Mir kam in den Sinn, dass es nur ihr Aussehen sein konnte, das die Aufmerksamkeit vom Sohn des Stationsleiters erregt hatte, denn offensichtlich diente ihr Kopf ansonsten nur der Hohlraumversiegelung. Ob es Frauen wie Elizabeth waren, die dafür gesorgt hatten, dass es Schwangerschaftsselektion gab? »Ich bin sicher, Corvin wird es zu schätzen wissen«, erwiderte ich und folgte ihr hinaus auf den Flur.
Schnellen Schrittes kehrte ich dann in den Raum zurück, in dem meine eigentlichen Patienten noch immer auf mich warteten.
»Entschuldigen sie die Unterbrechung, es gab einen kleinen Notfall«, erklärte ich den beiden mit einem neutralen Lächeln und setzte mich wieder an den Schreibtisch. »Wie ich bereits sagte, entfernen wir heute das Implantat zur Verhütung, damit sie beide zum vergnüglichen Teil der Zeugungsphase übergehen können.«
»Atlantis, bitte prüfe die Genehmigung zur Auswahl von Festivitätsbekleidung für Bewohnerin 27867«, sprudelte mein bester Freund hervor, noch bevor er vollständig in meinem Zimmer angekommen war. Mit einem leisen Zischen schloss sich die Tür hinter ihm. Wieder einmal standen ihm die dunkelblonden Haare in alle Richtungen vom Kopf ab. Das ließ seine Frisur so wirken, als habe er sich keine Bürste mehr leisten können, weil seine Credits für Massen an Gel draufgegangen waren. Out of Bed-Style nannte Aaron das. Zu faul zum Kämmen nannte ich es.

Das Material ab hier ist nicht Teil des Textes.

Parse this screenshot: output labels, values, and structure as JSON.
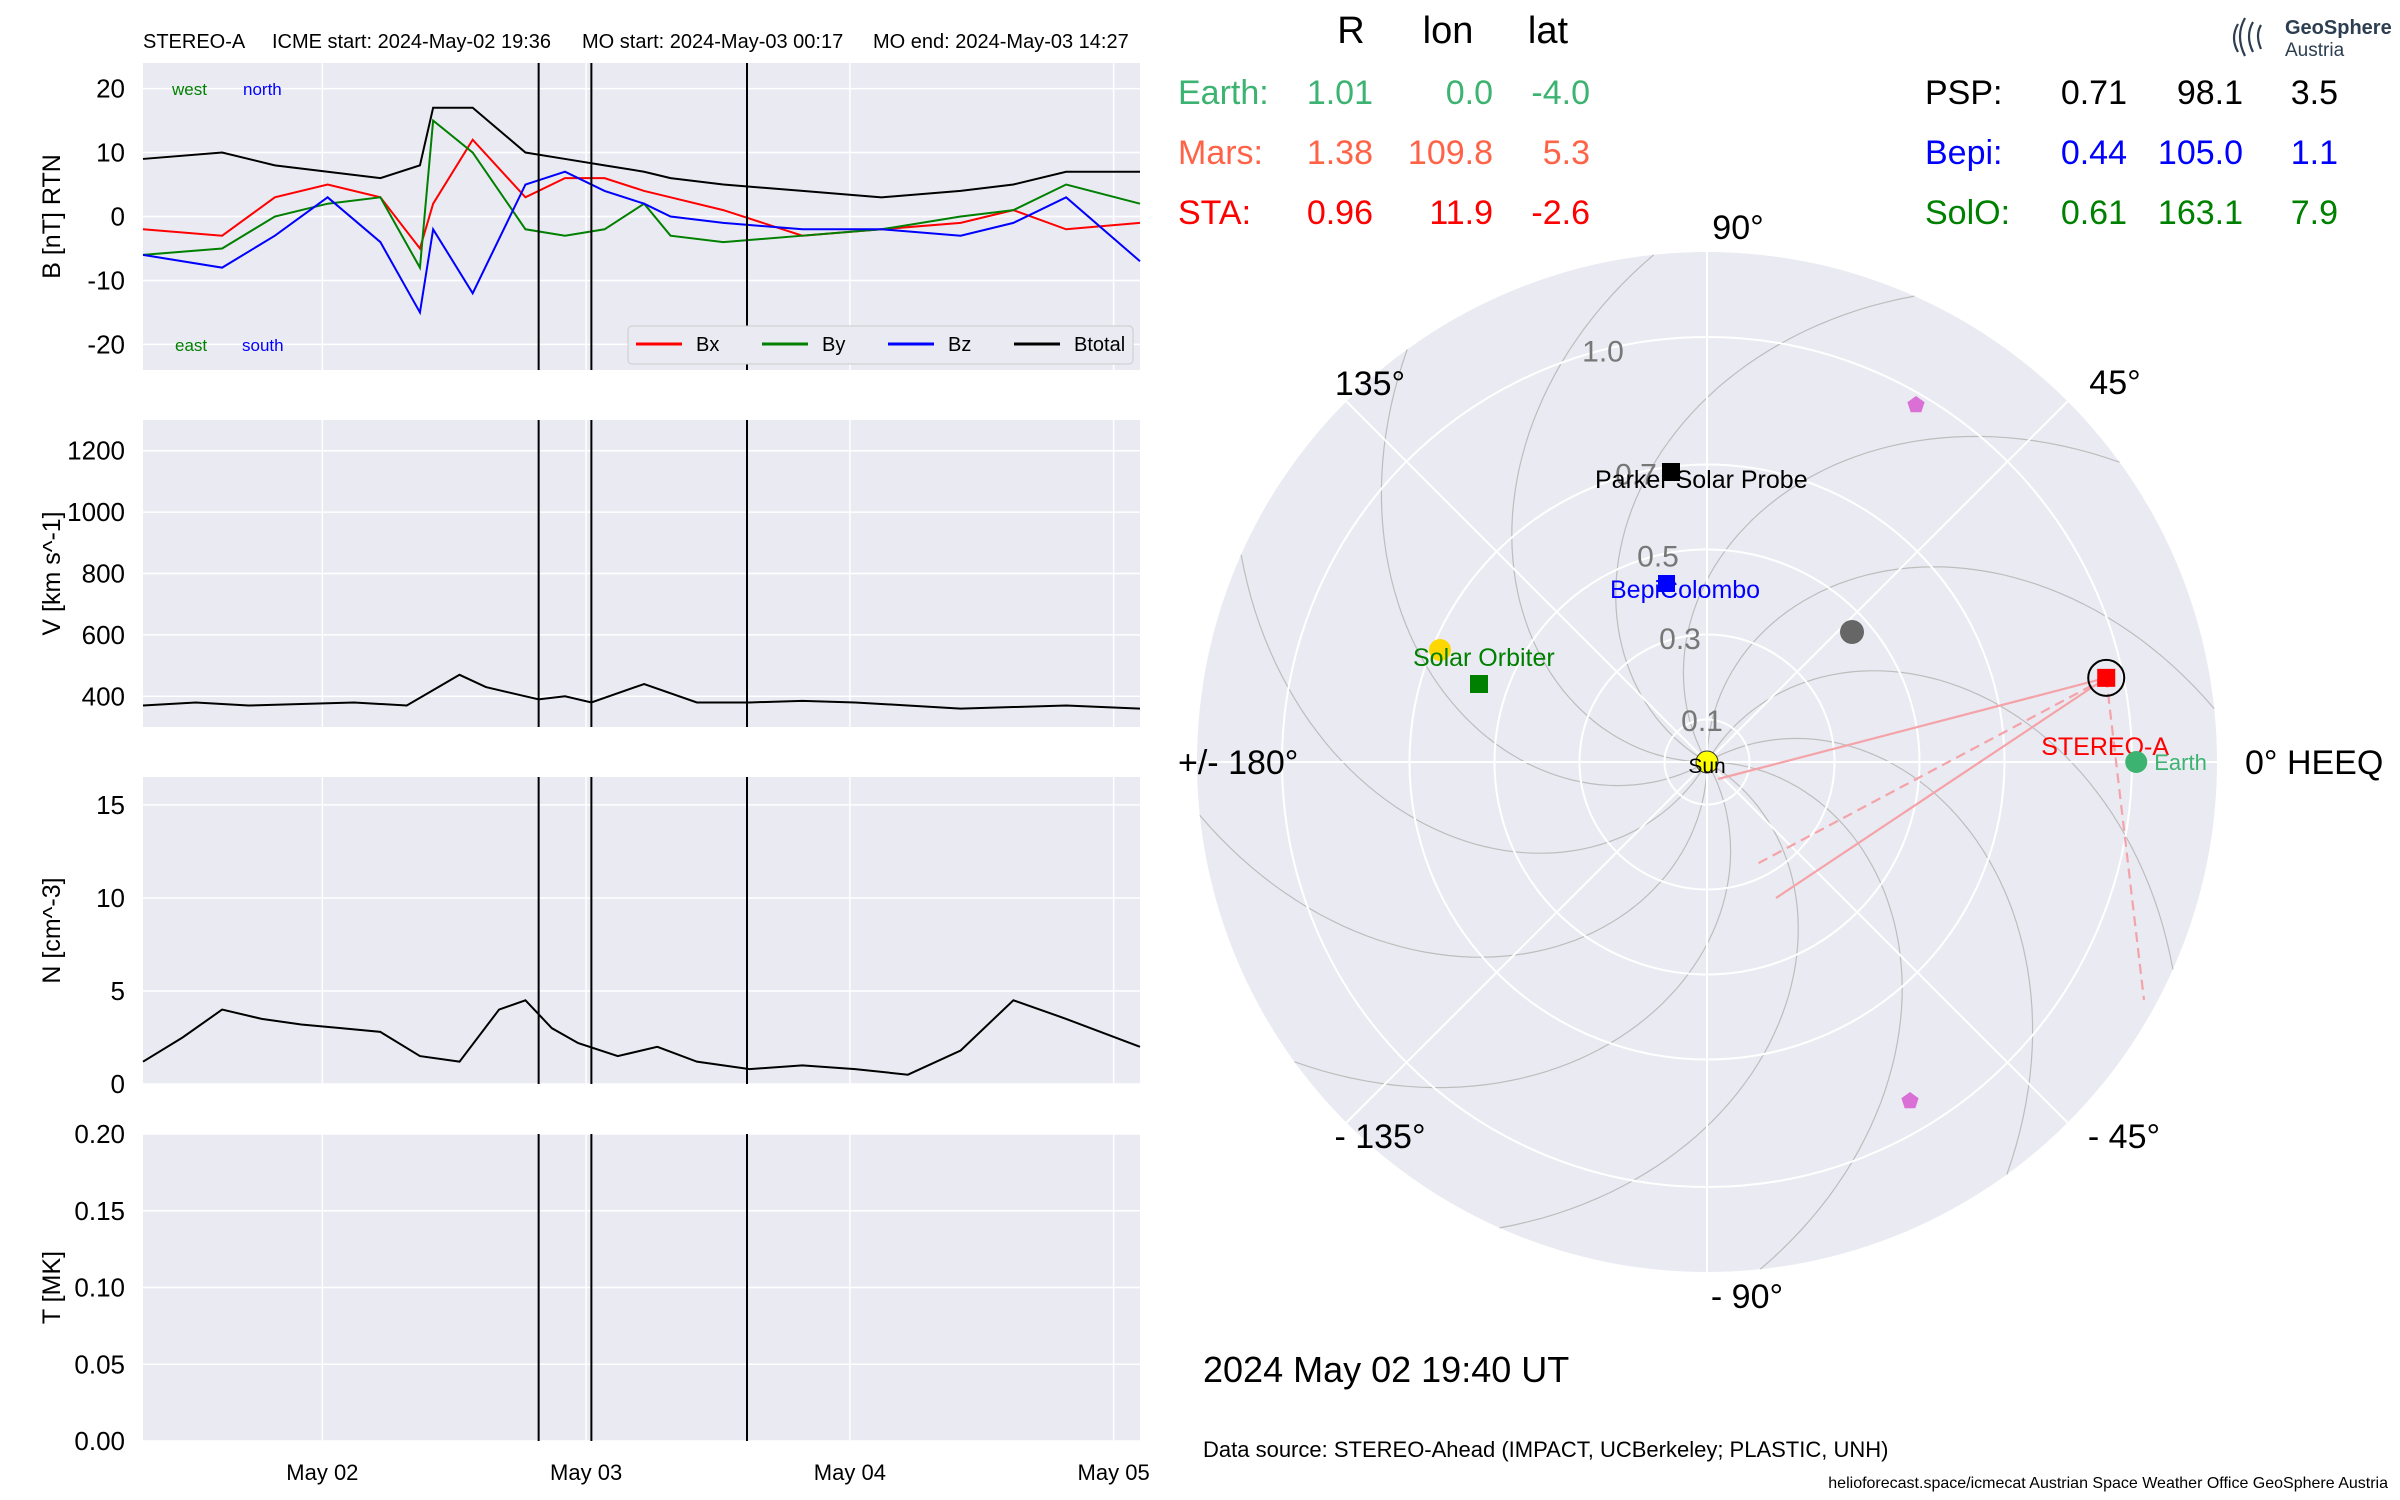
{
  "header": {
    "spacecraft": "STEREO-A",
    "icme_start": "ICME start: 2024-May-02 19:36",
    "mo_start": "MO start: 2024-May-03 00:17",
    "mo_end": "MO end: 2024-May-03 14:27"
  },
  "logo": {
    "line1": "GeoSphere",
    "line2": "Austria"
  },
  "colors": {
    "panel_bg": "#eaeaf2",
    "bx": "#ff0000",
    "by": "#008000",
    "bz": "#0000ff",
    "btotal": "#000000",
    "earth": "#3cb371",
    "mars": "#ff6347",
    "sta": "#ff0000",
    "psp": "#000000",
    "bepi": "#0000ff",
    "solo": "#008000"
  },
  "position_table": {
    "columns": [
      "R",
      "lon",
      "lat"
    ],
    "left_rows": [
      {
        "name": "Earth:",
        "r": "1.01",
        "lon": "0.0",
        "lat": "-4.0",
        "color": "#3cb371"
      },
      {
        "name": "Mars:",
        "r": "1.38",
        "lon": "109.8",
        "lat": "5.3",
        "color": "#ff6347"
      },
      {
        "name": "STA:",
        "r": "0.96",
        "lon": "11.9",
        "lat": "-2.6",
        "color": "#ff0000"
      }
    ],
    "right_rows": [
      {
        "name": "PSP:",
        "r": "0.71",
        "lon": "98.1",
        "lat": "3.5",
        "color": "#000000"
      },
      {
        "name": "Bepi:",
        "r": "0.44",
        "lon": "105.0",
        "lat": "1.1",
        "color": "#0000ff"
      },
      {
        "name": "SolO:",
        "r": "0.61",
        "lon": "163.1",
        "lat": "7.9",
        "color": "#008000"
      }
    ]
  },
  "timestamp": "2024 May 02  19:40 UT",
  "data_source": "Data source: STEREO-Ahead (IMPACT, UCBerkeley; PLASTIC, UNH)",
  "footer": "helioforecast.space/icmecat   Austrian Space Weather Office   GeoSphere Austria",
  "chart_data": [
    {
      "type": "line",
      "ylabel": "B [nT] RTN",
      "ylim": [
        -24,
        24
      ],
      "yticks": [
        20,
        10,
        0,
        -10,
        -20
      ],
      "annotations": {
        "top_left": [
          "west",
          "north"
        ],
        "bottom_left": [
          "east",
          "south"
        ]
      },
      "legend": {
        "placement": "bottom-right",
        "entries": [
          "Bx",
          "By",
          "Bz",
          "Btotal"
        ]
      },
      "series": [
        {
          "name": "Bx",
          "color": "#ff0000",
          "x": [
            0,
            0.3,
            0.5,
            0.7,
            0.9,
            1.05,
            1.1,
            1.25,
            1.45,
            1.6,
            1.75,
            1.9,
            2.0,
            2.2,
            2.5,
            2.8,
            3.1,
            3.3,
            3.5,
            3.78
          ],
          "y": [
            -2,
            -3,
            3,
            5,
            3,
            -5,
            2,
            12,
            3,
            6,
            6,
            4,
            3,
            1,
            -3,
            -2,
            -1,
            1,
            -2,
            -1
          ]
        },
        {
          "name": "By",
          "color": "#008000",
          "x": [
            0,
            0.3,
            0.5,
            0.7,
            0.9,
            1.05,
            1.1,
            1.25,
            1.45,
            1.6,
            1.75,
            1.9,
            2.0,
            2.2,
            2.5,
            2.8,
            3.1,
            3.3,
            3.5,
            3.78
          ],
          "y": [
            -6,
            -5,
            0,
            2,
            3,
            -8,
            15,
            10,
            -2,
            -3,
            -2,
            2,
            -3,
            -4,
            -3,
            -2,
            0,
            1,
            5,
            2
          ]
        },
        {
          "name": "Bz",
          "color": "#0000ff",
          "x": [
            0,
            0.3,
            0.5,
            0.7,
            0.9,
            1.05,
            1.1,
            1.25,
            1.45,
            1.6,
            1.75,
            1.9,
            2.0,
            2.2,
            2.5,
            2.8,
            3.1,
            3.3,
            3.5,
            3.78
          ],
          "y": [
            -6,
            -8,
            -3,
            3,
            -4,
            -15,
            -2,
            -12,
            5,
            7,
            4,
            2,
            0,
            -1,
            -2,
            -2,
            -3,
            -1,
            3,
            -7
          ]
        },
        {
          "name": "Btotal",
          "color": "#000000",
          "x": [
            0,
            0.3,
            0.5,
            0.7,
            0.9,
            1.05,
            1.1,
            1.25,
            1.45,
            1.6,
            1.75,
            1.9,
            2.0,
            2.2,
            2.5,
            2.8,
            3.1,
            3.3,
            3.5,
            3.78
          ],
          "y": [
            9,
            10,
            8,
            7,
            6,
            8,
            17,
            17,
            10,
            9,
            8,
            7,
            6,
            5,
            4,
            3,
            4,
            5,
            7,
            7
          ]
        }
      ]
    },
    {
      "type": "line",
      "ylabel": "V [km s^-1]",
      "ylim": [
        300,
        1300
      ],
      "yticks": [
        1200,
        1000,
        800,
        600,
        400
      ],
      "series": [
        {
          "name": "V",
          "color": "#000000",
          "x": [
            0.0,
            0.2,
            0.4,
            0.6,
            0.8,
            1.0,
            1.2,
            1.3,
            1.45,
            1.5,
            1.6,
            1.7,
            1.9,
            2.1,
            2.3,
            2.5,
            2.7,
            2.9,
            3.1,
            3.3,
            3.5,
            3.78
          ],
          "y": [
            370,
            380,
            370,
            375,
            380,
            370,
            470,
            430,
            400,
            390,
            400,
            380,
            440,
            380,
            380,
            385,
            380,
            370,
            360,
            365,
            370,
            360
          ]
        }
      ]
    },
    {
      "type": "line",
      "ylabel": "N [cm^-3]",
      "ylim": [
        0,
        16.5
      ],
      "yticks": [
        15,
        10,
        5,
        0
      ],
      "series": [
        {
          "name": "N",
          "color": "#000000",
          "x": [
            0.0,
            0.15,
            0.3,
            0.45,
            0.6,
            0.75,
            0.9,
            1.05,
            1.2,
            1.35,
            1.45,
            1.55,
            1.65,
            1.8,
            1.95,
            2.1,
            2.3,
            2.5,
            2.7,
            2.9,
            3.1,
            3.3,
            3.5,
            3.78
          ],
          "y": [
            1.2,
            2.5,
            4,
            3.5,
            3.2,
            3,
            2.8,
            1.5,
            1.2,
            4,
            4.5,
            3,
            2.2,
            1.5,
            2,
            1.2,
            0.8,
            1,
            0.8,
            0.5,
            1.8,
            4.5,
            3.5,
            2
          ]
        }
      ]
    },
    {
      "type": "line",
      "ylabel": "T [MK]",
      "ylim": [
        0,
        0.2
      ],
      "yticks": [
        "0.20",
        "0.15",
        "0.10",
        "0.05",
        "0.00"
      ],
      "series": []
    }
  ],
  "shared_x": {
    "ticks": [
      {
        "value": 0.68,
        "label": "May 02"
      },
      {
        "value": 1.68,
        "label": "May 03"
      },
      {
        "value": 2.68,
        "label": "May 04"
      },
      {
        "value": 3.68,
        "label": "May 05"
      }
    ],
    "range": [
      0,
      3.78
    ],
    "event_lines": [
      1.5,
      1.7,
      2.29
    ]
  },
  "polar_plot": {
    "angle_labels": [
      {
        "angle": 90,
        "label": "90°"
      },
      {
        "angle": 45,
        "label": "45°"
      },
      {
        "angle": 0,
        "label": "0° HEEQ"
      },
      {
        "angle": -45,
        "label": "- 45°"
      },
      {
        "angle": -90,
        "label": "- 90°"
      },
      {
        "angle": -135,
        "label": "- 135°"
      },
      {
        "angle": 180,
        "label": "+/- 180°"
      },
      {
        "angle": 135,
        "label": "135°"
      }
    ],
    "radial_labels": [
      "0.1",
      "0.3",
      "0.5",
      "0.7",
      "1.0"
    ],
    "radial_values": [
      0.1,
      0.3,
      0.5,
      0.7,
      1.0
    ],
    "objects": [
      {
        "name": "Sun",
        "r": 0,
        "lon": 0,
        "label": "Sun",
        "color": "#ffff00"
      },
      {
        "name": "STEREO-A",
        "r": 0.96,
        "lon": 11.9,
        "label": "STEREO-A",
        "color": "#ff0000"
      },
      {
        "name": "Earth",
        "r": 1.01,
        "lon": 0.0,
        "label": "Earth",
        "color": "#3cb371"
      },
      {
        "name": "Parker Solar Probe",
        "r": 0.71,
        "lon": 98.1,
        "label": "Parker Solar Probe",
        "color": "#000000"
      },
      {
        "name": "BepiColombo",
        "r": 0.44,
        "lon": 105.0,
        "label": "BepiColombo",
        "color": "#0000ff"
      },
      {
        "name": "Solar Orbiter",
        "r": 0.61,
        "lon": 163.1,
        "label": "Solar Orbiter",
        "color": "#008000"
      },
      {
        "name": "Mars",
        "r": 1.38,
        "lon": 109.8,
        "label": "",
        "color": "#ff6347"
      }
    ]
  }
}
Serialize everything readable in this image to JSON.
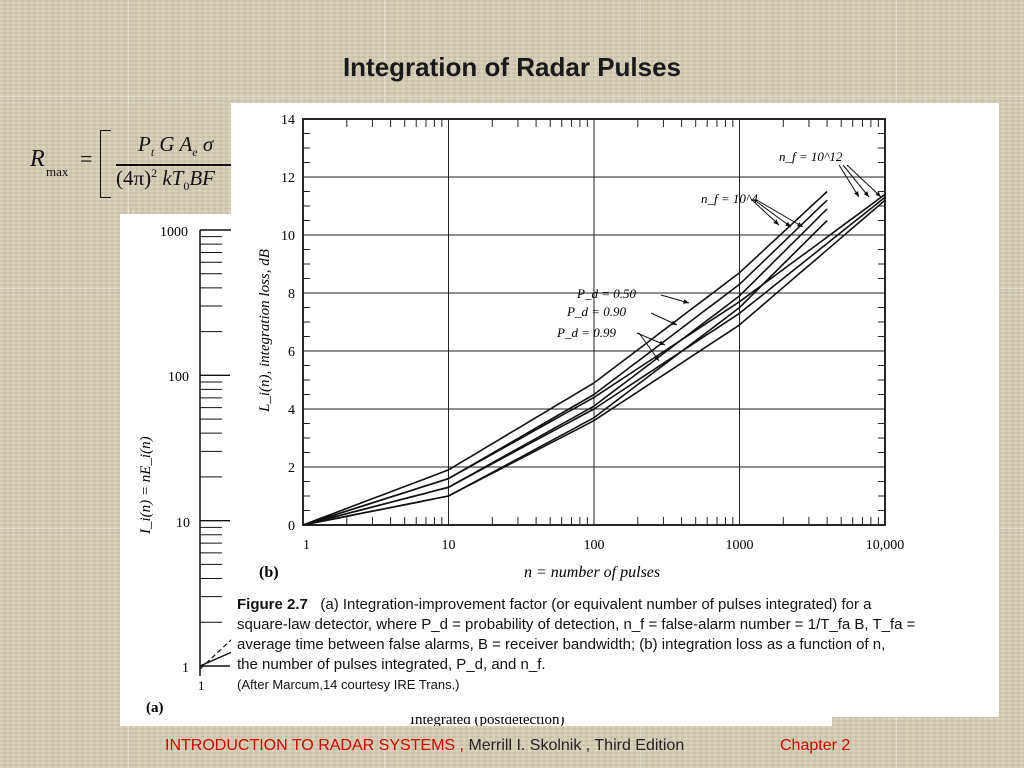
{
  "slide": {
    "title": "Integration of Radar Pulses",
    "footer_book": "INTRODUCTION  TO  RADAR SYSTEMS ,",
    "footer_author": " Merrill I. Skolnik , Third Edition",
    "footer_chapter": "Chapter 2",
    "colors": {
      "background": "#d6ceb4",
      "footer_accent": "#d40000"
    }
  },
  "formula": {
    "lhs": "R",
    "lhs_sub": "max",
    "equals": "=",
    "numerator": "P",
    "numerator_sub_t": "t",
    "numerator_rest": " G A",
    "numerator_sub_e": "e",
    "numerator_sigma": " σ",
    "denominator": "(4π)",
    "denominator_exp": "2",
    "denominator_rest": " kT",
    "denominator_sub": "0",
    "denominator_end": "BF"
  },
  "panel_a": {
    "label": "(a)",
    "ylabel": "I_i(n) = nE_i(n)",
    "yticks": [
      "1000",
      "100",
      "10",
      "1"
    ],
    "xtick": "1",
    "partial_caption": "Integrated (postdetection)"
  },
  "chart_data": {
    "type": "line",
    "panel_label": "(b)",
    "xlabel": "n = number of pulses",
    "ylabel": "L_i(n), integration loss, dB",
    "x_scale": "log",
    "xlim": [
      1,
      10000
    ],
    "ylim": [
      0,
      14
    ],
    "xticks": [
      "1",
      "10",
      "100",
      "1000",
      "10,000"
    ],
    "yticks": [
      "0",
      "2",
      "4",
      "6",
      "8",
      "10",
      "12",
      "14"
    ],
    "grid": true,
    "annotations": {
      "nf12": "n_f = 10^12",
      "nf4": "n_f = 10^4",
      "pd50": "P_d = 0.50",
      "pd90": "P_d = 0.90",
      "pd99": "P_d = 0.99"
    },
    "series": [
      {
        "x": [
          1,
          10,
          100,
          1000,
          4000
        ],
        "y": [
          0,
          1.9,
          4.9,
          8.7,
          11.5
        ]
      },
      {
        "x": [
          1,
          10,
          100,
          1000,
          4000
        ],
        "y": [
          0,
          1.6,
          4.5,
          8.3,
          11.2
        ]
      },
      {
        "x": [
          1,
          10,
          100,
          1000,
          4000
        ],
        "y": [
          0,
          1.3,
          4.1,
          7.9,
          10.9
        ]
      },
      {
        "x": [
          1,
          10,
          100,
          1000,
          4000
        ],
        "y": [
          0,
          1.0,
          3.7,
          7.5,
          10.5
        ]
      },
      {
        "x": [
          1,
          10,
          100,
          1000,
          10000
        ],
        "y": [
          0,
          1.6,
          4.4,
          7.7,
          11.4
        ]
      },
      {
        "x": [
          1,
          10,
          100,
          1000,
          10000
        ],
        "y": [
          0,
          1.3,
          4.0,
          7.3,
          11.3
        ]
      },
      {
        "x": [
          1,
          10,
          100,
          1000,
          10000
        ],
        "y": [
          0,
          1.0,
          3.6,
          6.9,
          11.2
        ]
      }
    ]
  },
  "caption": {
    "figure": "Figure 2.7",
    "line1": "(a) Integration-improvement factor (or equivalent number of pulses integrated) for a",
    "line2": "square-law detector, where P_d = probability of detection, n_f = false-alarm number = 1/T_fa B, T_fa =",
    "line3": "average time between false alarms, B = receiver bandwidth; (b) integration loss as a function of n,",
    "line4": "the number of pulses integrated, P_d, and n_f.",
    "line5": "(After Marcum,14 courtesy IRE Trans.)"
  }
}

»Die Bewohnerin 27867 hat die Erlaubnis für Sonderbekleidung aufgrund der Einladung durch Stufe 1 am morgigen Abend«, schnarrte Atlantis schneller aus den Lautsprechern, als ich meinen Mund auf- und wieder zuklappen konnte und ich ließ mich mit einem frustrierten Schnaufen auf das Bett plumpsen.
Ich würde Thera nicht umbringen. Nein. Ich würde sie langsam umbringen! Es war eindeutig auf ihren Mist gewachsen, dass Aaron sich jetzt vor dem in der Wand eingelassenen Monitor zu meiner Linken aufbaute und sich in die virtuelle Kleiderkammer einloggte. Mit ein paar schnellen Wischbewegungen navigierte er sich durch die einzelnen Teile an Bekleidung, die das System mir für den morgigen Abend zur Verfügung stellte.